Restore your teeth and fill the gaps!
Dental fillings can be perfectly matched to your tooth colour, providing excellent aesthetic results.
Dental fillings are done to restore a tooth that is damaged due to decay. The decay is thoroughly removed from the affected tooth, and the area is restored using a filling material.
Types of Dental Fillings
Filling materials have improved dramatically over the years. Gone are the days where all we had was just one type of filling material for every cavity.
Today’s dental materials are stronger, more reliable, longer lasting, and more predictable and safer. We now have fillings with shades that match almost any tooth colour.
A composite filling is tooth coloured, and made of a synthetic and glass mixture. It can be very closely matched to the colour of the existing teeth.

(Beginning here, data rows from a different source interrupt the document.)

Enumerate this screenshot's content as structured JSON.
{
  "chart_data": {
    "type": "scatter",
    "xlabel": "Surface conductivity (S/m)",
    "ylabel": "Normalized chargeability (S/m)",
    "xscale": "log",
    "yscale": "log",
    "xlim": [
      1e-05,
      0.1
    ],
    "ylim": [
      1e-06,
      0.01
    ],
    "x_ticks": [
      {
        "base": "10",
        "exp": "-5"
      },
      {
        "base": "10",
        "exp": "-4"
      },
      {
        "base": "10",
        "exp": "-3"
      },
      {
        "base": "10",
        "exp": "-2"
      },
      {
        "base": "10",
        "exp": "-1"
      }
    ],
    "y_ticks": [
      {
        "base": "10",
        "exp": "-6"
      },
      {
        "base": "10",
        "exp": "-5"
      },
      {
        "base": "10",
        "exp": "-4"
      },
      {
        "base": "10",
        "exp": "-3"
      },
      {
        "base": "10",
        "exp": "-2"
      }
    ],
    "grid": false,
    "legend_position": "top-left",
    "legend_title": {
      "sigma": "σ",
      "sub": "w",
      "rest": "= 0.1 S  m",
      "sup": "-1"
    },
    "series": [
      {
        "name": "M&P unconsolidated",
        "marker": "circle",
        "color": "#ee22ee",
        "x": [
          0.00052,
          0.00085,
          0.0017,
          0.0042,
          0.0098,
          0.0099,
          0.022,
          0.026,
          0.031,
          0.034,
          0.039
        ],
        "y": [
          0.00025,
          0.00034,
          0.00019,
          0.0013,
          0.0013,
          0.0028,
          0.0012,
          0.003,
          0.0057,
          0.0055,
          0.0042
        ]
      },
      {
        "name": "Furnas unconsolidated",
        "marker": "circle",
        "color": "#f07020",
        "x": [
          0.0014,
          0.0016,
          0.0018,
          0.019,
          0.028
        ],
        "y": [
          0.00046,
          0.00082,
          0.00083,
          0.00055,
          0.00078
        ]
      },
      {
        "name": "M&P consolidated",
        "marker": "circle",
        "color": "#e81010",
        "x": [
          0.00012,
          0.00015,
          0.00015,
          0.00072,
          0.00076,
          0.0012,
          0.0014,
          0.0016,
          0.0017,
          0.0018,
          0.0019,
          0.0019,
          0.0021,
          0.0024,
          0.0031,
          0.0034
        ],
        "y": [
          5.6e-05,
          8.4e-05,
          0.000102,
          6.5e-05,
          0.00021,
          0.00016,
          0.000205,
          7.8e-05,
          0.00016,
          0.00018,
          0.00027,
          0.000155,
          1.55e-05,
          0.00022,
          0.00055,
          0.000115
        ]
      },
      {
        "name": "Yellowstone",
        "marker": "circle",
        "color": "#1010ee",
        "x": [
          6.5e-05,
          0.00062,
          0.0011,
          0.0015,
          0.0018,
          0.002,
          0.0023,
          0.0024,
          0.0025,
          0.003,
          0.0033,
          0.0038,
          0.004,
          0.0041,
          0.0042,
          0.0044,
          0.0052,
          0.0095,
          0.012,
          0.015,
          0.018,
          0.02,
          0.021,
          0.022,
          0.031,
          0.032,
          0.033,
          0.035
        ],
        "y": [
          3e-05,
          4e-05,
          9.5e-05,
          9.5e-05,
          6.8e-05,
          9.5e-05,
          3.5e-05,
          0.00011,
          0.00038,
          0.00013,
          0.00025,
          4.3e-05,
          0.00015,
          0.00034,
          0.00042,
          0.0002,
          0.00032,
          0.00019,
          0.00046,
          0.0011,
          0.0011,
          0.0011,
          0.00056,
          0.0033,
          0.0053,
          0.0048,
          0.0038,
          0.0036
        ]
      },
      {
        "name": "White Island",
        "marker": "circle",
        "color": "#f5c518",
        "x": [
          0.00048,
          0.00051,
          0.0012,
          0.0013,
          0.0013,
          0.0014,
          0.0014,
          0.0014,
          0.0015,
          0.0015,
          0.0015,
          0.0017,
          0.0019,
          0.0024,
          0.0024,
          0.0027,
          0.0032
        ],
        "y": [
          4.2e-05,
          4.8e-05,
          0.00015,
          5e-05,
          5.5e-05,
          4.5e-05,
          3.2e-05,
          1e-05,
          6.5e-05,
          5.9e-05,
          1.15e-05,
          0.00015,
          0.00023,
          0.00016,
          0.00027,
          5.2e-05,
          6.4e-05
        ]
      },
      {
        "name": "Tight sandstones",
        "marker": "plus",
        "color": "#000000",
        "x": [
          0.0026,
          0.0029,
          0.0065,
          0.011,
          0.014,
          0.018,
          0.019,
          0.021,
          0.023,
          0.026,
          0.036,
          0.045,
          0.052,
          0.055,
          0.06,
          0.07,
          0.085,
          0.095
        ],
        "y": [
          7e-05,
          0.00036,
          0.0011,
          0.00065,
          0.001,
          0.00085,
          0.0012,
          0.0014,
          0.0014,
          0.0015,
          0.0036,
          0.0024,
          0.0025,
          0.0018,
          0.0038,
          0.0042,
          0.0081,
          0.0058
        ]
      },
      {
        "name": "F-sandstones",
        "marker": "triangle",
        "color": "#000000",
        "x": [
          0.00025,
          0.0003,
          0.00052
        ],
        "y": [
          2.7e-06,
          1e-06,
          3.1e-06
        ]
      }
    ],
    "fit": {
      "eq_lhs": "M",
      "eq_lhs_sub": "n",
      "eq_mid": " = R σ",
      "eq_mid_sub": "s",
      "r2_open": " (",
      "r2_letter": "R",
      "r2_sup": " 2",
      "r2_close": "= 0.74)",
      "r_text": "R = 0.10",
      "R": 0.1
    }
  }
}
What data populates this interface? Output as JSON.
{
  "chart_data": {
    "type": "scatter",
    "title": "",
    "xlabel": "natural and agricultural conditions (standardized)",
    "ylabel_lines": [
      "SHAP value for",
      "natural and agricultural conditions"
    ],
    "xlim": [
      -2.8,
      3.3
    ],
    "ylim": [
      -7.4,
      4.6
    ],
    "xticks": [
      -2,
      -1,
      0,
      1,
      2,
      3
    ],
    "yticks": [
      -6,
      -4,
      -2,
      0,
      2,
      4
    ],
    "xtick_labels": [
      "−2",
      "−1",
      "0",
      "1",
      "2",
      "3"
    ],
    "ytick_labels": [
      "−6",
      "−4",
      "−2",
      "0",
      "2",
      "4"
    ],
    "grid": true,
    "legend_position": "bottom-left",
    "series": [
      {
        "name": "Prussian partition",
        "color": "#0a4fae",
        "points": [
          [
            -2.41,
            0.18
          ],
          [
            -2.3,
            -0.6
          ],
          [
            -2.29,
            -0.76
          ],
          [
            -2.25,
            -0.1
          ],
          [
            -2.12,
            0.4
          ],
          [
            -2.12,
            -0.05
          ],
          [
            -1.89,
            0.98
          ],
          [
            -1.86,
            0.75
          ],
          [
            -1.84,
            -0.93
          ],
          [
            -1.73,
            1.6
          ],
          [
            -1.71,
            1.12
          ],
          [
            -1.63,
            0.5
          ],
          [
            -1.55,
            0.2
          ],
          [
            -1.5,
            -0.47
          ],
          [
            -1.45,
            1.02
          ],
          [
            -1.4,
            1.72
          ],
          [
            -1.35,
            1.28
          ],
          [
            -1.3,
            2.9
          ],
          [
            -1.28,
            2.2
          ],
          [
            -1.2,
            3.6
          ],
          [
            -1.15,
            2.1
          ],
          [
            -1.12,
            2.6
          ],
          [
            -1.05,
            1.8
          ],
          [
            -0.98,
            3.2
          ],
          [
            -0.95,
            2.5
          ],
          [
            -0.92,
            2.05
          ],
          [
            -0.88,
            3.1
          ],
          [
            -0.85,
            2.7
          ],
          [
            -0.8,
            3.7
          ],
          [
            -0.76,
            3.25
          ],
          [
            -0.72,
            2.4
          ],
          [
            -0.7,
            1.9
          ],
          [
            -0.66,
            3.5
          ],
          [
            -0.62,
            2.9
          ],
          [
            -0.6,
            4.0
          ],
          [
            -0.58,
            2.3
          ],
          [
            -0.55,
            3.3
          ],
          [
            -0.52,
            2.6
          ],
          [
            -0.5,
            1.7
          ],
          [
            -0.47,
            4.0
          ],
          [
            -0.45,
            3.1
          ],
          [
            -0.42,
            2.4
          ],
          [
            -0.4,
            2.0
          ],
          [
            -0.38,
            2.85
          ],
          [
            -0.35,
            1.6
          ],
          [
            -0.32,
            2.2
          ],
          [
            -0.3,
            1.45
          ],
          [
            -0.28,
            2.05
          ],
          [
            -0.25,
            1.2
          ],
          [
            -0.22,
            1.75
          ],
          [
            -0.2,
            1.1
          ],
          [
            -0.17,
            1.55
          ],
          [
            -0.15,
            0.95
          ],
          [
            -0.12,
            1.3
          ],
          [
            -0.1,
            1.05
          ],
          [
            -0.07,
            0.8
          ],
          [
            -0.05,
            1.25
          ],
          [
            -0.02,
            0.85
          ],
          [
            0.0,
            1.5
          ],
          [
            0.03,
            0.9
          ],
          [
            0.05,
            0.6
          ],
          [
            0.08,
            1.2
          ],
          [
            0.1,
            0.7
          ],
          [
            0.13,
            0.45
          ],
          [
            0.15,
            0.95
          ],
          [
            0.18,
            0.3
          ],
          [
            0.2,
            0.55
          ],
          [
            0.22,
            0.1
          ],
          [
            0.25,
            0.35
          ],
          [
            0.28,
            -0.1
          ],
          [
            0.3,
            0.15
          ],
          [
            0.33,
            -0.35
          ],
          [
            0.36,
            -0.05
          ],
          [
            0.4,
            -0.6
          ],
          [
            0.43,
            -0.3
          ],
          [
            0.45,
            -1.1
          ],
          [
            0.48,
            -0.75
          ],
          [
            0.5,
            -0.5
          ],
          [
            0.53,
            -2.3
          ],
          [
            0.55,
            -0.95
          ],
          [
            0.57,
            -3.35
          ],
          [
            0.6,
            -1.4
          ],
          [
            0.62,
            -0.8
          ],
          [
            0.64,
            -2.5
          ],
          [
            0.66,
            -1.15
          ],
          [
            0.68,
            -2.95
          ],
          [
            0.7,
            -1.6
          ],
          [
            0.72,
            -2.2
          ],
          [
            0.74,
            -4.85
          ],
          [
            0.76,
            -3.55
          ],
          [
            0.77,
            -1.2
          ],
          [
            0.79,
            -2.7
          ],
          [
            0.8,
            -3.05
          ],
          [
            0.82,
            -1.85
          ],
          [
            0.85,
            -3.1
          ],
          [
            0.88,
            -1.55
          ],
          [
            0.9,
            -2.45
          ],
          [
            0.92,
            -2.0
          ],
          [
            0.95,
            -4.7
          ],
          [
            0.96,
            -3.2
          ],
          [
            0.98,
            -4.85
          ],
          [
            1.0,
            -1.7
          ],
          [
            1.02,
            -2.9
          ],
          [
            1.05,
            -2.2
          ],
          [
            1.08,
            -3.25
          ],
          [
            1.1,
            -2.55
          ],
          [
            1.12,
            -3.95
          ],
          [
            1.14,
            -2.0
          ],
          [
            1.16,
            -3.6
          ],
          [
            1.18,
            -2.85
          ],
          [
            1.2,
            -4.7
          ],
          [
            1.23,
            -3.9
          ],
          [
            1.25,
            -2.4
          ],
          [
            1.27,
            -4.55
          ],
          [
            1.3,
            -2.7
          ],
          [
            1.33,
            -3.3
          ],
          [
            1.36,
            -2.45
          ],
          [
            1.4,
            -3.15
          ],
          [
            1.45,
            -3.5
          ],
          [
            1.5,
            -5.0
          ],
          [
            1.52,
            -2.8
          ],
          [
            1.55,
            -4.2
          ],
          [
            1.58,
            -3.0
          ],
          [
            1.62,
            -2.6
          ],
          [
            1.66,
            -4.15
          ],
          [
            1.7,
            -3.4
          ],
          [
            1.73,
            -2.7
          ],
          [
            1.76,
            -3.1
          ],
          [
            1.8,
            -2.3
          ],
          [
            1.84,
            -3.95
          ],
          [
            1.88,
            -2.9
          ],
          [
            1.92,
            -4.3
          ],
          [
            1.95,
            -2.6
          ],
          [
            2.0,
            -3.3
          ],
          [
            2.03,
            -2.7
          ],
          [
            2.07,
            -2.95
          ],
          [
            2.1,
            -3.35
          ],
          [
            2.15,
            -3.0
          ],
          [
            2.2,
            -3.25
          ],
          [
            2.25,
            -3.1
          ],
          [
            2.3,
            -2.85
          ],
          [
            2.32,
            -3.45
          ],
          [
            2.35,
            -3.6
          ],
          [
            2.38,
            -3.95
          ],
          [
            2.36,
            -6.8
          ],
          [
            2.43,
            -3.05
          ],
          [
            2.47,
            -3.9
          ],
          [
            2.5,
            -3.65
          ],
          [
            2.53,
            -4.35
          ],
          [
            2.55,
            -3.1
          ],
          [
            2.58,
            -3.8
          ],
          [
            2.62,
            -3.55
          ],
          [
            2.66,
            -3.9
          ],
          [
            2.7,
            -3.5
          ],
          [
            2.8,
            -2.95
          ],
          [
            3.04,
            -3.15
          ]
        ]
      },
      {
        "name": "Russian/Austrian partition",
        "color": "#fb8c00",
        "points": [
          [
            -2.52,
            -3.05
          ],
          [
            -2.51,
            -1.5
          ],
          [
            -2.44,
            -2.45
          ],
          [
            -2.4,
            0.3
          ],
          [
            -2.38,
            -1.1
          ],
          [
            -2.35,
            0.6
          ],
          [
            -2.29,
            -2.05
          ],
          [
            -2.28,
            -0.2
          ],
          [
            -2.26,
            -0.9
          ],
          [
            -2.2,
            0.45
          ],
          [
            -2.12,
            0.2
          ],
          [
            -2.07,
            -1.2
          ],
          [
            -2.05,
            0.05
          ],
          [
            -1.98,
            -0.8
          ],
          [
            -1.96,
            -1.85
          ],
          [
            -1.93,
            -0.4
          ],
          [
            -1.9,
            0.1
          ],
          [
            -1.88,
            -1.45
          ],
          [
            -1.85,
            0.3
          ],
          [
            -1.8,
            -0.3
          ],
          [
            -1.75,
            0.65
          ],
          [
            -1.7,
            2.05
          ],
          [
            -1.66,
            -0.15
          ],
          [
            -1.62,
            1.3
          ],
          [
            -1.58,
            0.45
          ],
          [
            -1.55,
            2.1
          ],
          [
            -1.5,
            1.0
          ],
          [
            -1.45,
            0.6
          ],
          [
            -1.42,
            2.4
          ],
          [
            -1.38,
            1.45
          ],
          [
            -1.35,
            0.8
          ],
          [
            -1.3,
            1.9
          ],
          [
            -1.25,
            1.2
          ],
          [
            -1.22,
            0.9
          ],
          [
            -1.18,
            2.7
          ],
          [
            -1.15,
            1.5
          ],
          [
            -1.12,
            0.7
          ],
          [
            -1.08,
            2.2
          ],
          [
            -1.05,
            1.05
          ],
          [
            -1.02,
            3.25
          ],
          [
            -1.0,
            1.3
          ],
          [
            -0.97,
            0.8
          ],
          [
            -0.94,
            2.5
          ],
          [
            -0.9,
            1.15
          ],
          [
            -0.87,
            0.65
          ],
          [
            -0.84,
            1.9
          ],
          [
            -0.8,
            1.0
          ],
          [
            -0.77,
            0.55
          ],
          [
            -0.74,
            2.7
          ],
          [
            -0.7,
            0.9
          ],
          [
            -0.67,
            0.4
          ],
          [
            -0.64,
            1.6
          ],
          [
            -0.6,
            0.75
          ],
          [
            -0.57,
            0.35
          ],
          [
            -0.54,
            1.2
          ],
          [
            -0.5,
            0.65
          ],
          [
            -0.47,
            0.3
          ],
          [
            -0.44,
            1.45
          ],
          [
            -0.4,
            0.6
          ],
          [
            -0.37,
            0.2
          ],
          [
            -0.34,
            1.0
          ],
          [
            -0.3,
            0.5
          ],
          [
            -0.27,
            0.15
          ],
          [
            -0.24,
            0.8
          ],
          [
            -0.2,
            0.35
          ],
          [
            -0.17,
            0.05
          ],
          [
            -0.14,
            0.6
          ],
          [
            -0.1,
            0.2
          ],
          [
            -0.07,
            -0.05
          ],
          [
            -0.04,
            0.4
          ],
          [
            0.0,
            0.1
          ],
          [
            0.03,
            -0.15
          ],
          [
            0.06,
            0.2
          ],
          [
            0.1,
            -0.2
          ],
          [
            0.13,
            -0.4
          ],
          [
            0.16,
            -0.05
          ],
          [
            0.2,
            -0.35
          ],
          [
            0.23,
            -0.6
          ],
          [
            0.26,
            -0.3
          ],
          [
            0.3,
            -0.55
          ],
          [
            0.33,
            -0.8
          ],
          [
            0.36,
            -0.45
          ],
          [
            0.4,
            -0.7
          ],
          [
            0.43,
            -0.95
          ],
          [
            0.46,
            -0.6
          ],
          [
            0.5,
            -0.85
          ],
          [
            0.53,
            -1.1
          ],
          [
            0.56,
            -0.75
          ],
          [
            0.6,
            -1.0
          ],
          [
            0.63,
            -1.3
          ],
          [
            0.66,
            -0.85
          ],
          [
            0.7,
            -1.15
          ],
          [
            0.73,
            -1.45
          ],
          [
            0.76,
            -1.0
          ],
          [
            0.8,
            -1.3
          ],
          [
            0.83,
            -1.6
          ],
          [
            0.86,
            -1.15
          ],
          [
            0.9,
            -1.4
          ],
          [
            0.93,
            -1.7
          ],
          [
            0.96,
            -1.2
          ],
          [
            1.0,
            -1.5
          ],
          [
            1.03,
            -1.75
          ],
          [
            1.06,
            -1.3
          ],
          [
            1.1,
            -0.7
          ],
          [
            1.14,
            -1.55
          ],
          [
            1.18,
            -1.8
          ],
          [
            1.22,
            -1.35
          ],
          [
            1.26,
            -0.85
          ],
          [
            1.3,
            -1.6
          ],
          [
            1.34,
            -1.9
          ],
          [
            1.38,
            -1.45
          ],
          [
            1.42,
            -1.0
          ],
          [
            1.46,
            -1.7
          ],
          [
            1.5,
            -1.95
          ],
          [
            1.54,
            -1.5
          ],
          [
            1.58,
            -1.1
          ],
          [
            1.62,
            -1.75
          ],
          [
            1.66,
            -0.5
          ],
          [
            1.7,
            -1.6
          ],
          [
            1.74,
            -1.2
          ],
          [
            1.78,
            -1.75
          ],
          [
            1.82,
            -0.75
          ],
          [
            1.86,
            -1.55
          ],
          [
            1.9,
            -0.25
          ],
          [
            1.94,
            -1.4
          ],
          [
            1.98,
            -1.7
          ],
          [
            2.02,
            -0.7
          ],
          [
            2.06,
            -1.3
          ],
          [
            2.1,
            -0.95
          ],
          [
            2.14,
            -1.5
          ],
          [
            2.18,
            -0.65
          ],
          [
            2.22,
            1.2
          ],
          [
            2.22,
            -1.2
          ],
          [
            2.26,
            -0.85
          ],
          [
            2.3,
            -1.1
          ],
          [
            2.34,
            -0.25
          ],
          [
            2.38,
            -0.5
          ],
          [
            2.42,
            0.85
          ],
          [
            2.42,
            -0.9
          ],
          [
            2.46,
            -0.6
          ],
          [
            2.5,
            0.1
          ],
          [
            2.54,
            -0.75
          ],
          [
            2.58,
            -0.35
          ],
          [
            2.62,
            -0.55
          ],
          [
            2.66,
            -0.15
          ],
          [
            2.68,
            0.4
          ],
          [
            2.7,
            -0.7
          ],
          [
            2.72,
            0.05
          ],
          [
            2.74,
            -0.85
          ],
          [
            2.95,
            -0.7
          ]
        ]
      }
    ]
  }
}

A glass ionomer is made of tooth-coloured acrylic and are mainly used for young children’s teeth or as a temporary filling.
Gold In-lays and On-lays
These can last about 20 years. They are gold in appearance and considered to be very strong.
Ceramic Indirect are made of tooth coloured porcelain which could last between 10 to 15 years.
What Happens During a Filling?
- Local anaesthesia– Right at the start, you may be given local anaesthesia to ensure a comfortable experience during the procedure.
- Tooth decay removal– Once the area is numb, the dentist will use a dental drill to remove the decaying part of the tooth and thoroughly clean it out. The dentist will then shape the space in the tooth and prepare it for the filling.
- Etching – The dentist will etch the tooth with an acid gel before placing the filling.
- Resin application– For certain types of fillings, the filling material is applied in layers and hardened using a curing light which makes it stronger.
- Polishing – Once the filling has been placed the dentist will smooth out the surface of the filling to achieve a natural look and feel for you.
Benefits of Dental Fillings:
- Quick and considered virtually pain free
- Hardens in a matter of seconds
- Can be repaired if it gets damaged
- Lasts between five to seven years, depending on oral care
- Looks natural in colour and appearance – it can go unnoticed.